Articuler analyses globales et opérationnelles

En appeler à l’élargissement des horizons d’analyse pourrait être interprété comme une marque de défiance vis-à-vis des pratiques opérationnelles les plus usuelles. Mettre en avant le poids des tendances lourdes peut revenir à asseoir la compréhension du TGV davantage sur les explications globales du monde que sur les techniques d’observation et d’analyse de terrain. En réalité, le propos tenu ne vise pas à opposer deux pratiques scientifiques : celle du penseur de la société d’une part, celle de l’expert opérationnel de l’autre. Il vise plutôt à rééquilibrer l’analyse de la grande vitesse ferroviaire et de son cadre socio-technique de développement trop exclusivement fondée, jusqu’à nos jours, sur la seconde démarche.

Tout au long des différents chapitres, les analyses du TGV sont largement appuyées sur des observations de terrain. Il ne s’agit donc en aucune manière de renier cette littérature et ces pratiques de recherche ou d’expertise. Il s’agit en revanche d’illustrer la possibilité de relecture de ces résultats, de montrer comment ils peuvent se trouver chargés de sens en étant articulés sur des problématiques plus larges. Il y a longtemps que cette démarche est mise en pratique dans le champ des télécommunications. Son importation dans le domaine des transports n’en paraît que plus prometteuse.
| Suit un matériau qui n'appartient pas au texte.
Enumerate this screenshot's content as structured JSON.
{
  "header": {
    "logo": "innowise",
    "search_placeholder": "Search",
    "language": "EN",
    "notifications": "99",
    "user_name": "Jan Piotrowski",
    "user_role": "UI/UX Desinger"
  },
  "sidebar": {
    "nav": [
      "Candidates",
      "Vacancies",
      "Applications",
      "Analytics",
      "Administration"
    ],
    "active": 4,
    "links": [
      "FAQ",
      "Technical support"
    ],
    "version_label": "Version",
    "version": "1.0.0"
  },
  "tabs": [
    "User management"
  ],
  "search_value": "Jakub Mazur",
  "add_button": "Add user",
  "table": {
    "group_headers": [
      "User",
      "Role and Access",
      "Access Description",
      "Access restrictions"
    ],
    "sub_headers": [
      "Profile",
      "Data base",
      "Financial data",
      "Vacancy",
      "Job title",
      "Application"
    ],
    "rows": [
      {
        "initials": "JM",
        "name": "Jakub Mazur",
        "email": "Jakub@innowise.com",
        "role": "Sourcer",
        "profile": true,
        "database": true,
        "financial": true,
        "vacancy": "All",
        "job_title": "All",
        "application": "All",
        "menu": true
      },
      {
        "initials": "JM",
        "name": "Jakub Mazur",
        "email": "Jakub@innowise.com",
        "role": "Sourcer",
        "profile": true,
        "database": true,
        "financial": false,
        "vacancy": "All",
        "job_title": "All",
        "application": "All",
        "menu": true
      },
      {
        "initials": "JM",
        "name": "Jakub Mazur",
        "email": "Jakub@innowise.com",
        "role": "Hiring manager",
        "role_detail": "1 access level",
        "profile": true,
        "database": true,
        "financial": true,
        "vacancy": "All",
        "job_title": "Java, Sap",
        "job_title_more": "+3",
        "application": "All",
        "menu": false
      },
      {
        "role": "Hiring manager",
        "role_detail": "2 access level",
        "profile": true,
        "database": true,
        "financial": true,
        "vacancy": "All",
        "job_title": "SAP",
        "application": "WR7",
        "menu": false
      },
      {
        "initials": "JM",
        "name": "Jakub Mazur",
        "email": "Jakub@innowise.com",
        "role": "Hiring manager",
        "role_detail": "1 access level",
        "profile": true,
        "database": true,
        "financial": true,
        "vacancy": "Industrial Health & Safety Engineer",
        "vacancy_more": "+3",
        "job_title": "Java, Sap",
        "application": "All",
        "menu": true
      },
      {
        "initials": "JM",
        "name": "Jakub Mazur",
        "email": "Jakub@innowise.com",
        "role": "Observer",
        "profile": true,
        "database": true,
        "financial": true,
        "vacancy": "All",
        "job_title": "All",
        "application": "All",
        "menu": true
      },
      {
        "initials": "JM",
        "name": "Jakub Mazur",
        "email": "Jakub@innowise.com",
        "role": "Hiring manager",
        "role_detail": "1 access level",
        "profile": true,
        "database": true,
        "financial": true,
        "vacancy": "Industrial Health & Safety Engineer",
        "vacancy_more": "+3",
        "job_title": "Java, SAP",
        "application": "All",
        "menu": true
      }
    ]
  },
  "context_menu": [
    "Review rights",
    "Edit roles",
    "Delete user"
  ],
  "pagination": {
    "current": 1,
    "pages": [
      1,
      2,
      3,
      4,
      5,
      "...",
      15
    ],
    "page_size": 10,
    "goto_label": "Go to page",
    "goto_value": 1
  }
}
Intégrer de manière usuelle la prise en compte du long terme, des contextes globaux et des tendances lourdes aux analyses des projets de transport demeure une ambition de longue haleine. Des progrès doivent bien sûr être recherchés dans les dispositifs d’observation qui restent le plus souvent indifférents à ces préoccupations. Mais ces améliorations ne sauraient dispenser du travail amont de repositionnement des interrogations que suscitent un projet d’infrastructure et de la nécessité en aval de réinterpréter à de multiples reprises les données déjà rassemblées.